The filmmaker acknowledged that his approach to the sensitive material was to follow Conley’s voice in the book.

“In his beautiful, empathetic nature, Garrard understood that everybody was, in their own discombobulated way, trying to help. They just had the wrong information. They had beliefs that put them on a certain side in terms of where homosexuality comes from. In their mind, it came from a behavioral, sinful place. That doesn’t make them bad people. The best way for us to help other people understand and dismantle conversion therapy is to be empathetic to that point of view so people can judge it for themselves. Victor Sykes and the parents in the movie are not meant to be out-and-out villains, just other human beings with the opposite point of view.”

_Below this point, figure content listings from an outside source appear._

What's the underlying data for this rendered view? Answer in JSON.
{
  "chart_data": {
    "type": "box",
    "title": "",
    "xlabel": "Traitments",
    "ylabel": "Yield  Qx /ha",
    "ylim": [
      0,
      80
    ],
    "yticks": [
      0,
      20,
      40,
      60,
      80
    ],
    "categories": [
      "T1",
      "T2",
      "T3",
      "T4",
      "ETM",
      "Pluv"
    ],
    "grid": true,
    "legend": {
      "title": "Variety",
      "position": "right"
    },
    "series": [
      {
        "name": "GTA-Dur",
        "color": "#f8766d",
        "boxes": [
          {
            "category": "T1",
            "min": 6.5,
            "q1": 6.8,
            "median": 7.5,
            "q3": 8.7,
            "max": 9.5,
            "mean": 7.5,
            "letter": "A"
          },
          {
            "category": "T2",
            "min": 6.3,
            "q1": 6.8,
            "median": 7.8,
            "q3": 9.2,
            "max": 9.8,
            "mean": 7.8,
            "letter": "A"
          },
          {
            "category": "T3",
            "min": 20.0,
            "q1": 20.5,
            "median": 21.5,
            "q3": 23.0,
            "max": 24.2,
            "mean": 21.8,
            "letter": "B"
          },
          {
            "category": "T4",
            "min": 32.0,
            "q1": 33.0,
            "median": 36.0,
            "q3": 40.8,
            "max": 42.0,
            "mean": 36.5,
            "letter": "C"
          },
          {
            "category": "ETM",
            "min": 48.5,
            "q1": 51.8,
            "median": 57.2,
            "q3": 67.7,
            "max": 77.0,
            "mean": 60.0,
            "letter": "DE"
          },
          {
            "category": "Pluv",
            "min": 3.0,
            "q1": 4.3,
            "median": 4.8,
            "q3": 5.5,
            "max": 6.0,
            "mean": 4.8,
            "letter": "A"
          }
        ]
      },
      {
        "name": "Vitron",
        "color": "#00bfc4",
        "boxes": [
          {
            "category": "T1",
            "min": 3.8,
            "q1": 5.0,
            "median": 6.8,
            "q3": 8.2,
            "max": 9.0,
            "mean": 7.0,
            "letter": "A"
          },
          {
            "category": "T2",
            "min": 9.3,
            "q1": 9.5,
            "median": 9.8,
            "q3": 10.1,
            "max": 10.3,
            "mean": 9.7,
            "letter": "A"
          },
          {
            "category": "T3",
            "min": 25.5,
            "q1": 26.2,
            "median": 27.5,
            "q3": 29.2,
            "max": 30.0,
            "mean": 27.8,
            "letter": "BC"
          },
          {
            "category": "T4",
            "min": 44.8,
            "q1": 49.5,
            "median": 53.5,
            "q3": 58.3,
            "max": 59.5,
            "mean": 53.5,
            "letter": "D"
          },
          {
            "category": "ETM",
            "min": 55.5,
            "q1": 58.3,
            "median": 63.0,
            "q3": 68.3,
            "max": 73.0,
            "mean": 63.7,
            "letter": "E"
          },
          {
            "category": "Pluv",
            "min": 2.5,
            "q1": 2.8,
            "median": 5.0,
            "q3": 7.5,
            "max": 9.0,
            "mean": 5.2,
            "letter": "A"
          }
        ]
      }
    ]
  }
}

That said, there are some changes Edgerton made from the book, which is more of an internal, confessional story. The memoir features symbolic baptisms, as well as themes of erasure and purification that are absent from the film. Edgerton bemoans the scenes he had to leave out, saying, “It’s a case of killing your darlings. There is so much in the book that I find interesting. Behaviors Garrard had that were born out of frustration — like peeing in a bottle or on a carpet or emaciating himself. We shot a scene of thoughts of suicide and attempted suicide. S, who is Sarah (Jesse LaTourette) in the film — I actively took out her situation [in the book] and created a different narrative for her because I don’t want anyone to think that we are representing any of these people in the therapy as deviants. Because that’s what Love in Action did.

“Other alterations include the character of Cameron. I did that with the approval of Garrard. I told John Smid, when I went to meet him, that I was depicting the fake funeral. In the book, there is a page where Garrard talks about holding a fake funeral for a boy — and that boy is still alive. He went through a six-hour exorcism. If you look online about gay-conversion exorcism, they are long, drawn-out physical- and verbal-abuse practices to exorcise the demon of homosexuality. I didn’t feel that that was dishonest. I wanted to include that page and include the story of Cameron as far as I did because of the [reaction kids had] to conversion therapy.”

But the strongest elements of “Boy Erased” are not the harsh scenes of “therapy” — like the slow-motion scene of Cameron being beaten — which can feel manipulative, but the bond that develops between mother and son. A running mama-knows-best joke in the film has Nancy warning her son not to stick his hand out a moving car window, as Jared defiantly does. 

Edgerton emphasized the mother-son relationship because “Nancy was his chaperone to [therapy]. She had a chance, outside of the shadow of the father, to really tune into what was going on with him.” Kidman gets a terrific monologue near the film’s end that will generate cheers from viewers.

As for Garrard’s father, Edgerton renders Crowe’s character as someone who is trying and still evolving. “I hope — not that it’s my place — but I hope the film changes [Garrard’s father] Hershel’s mind.”

And speaking of hope, “Boy Erased” does offer encouragement for Jared. Edgerton may have been interested in what he described as “the dark suppression of sexuality and how dysfunctionality in individuals can lead to the abuse of others.” But Jared’s non-sexual romance with Xavier (Théodore Pellerin) provides what the filmmaker called “a ray of shining light of honesty and tenderness. I wanted the almost-entire film to be the story of what one boy went through to get to a place where he could finally have a sexual life that was honest and true to himself.” n

 

“Boy Erased” opens Nov. 9 at the Landmark Ritz East. 125 S. 2nd St.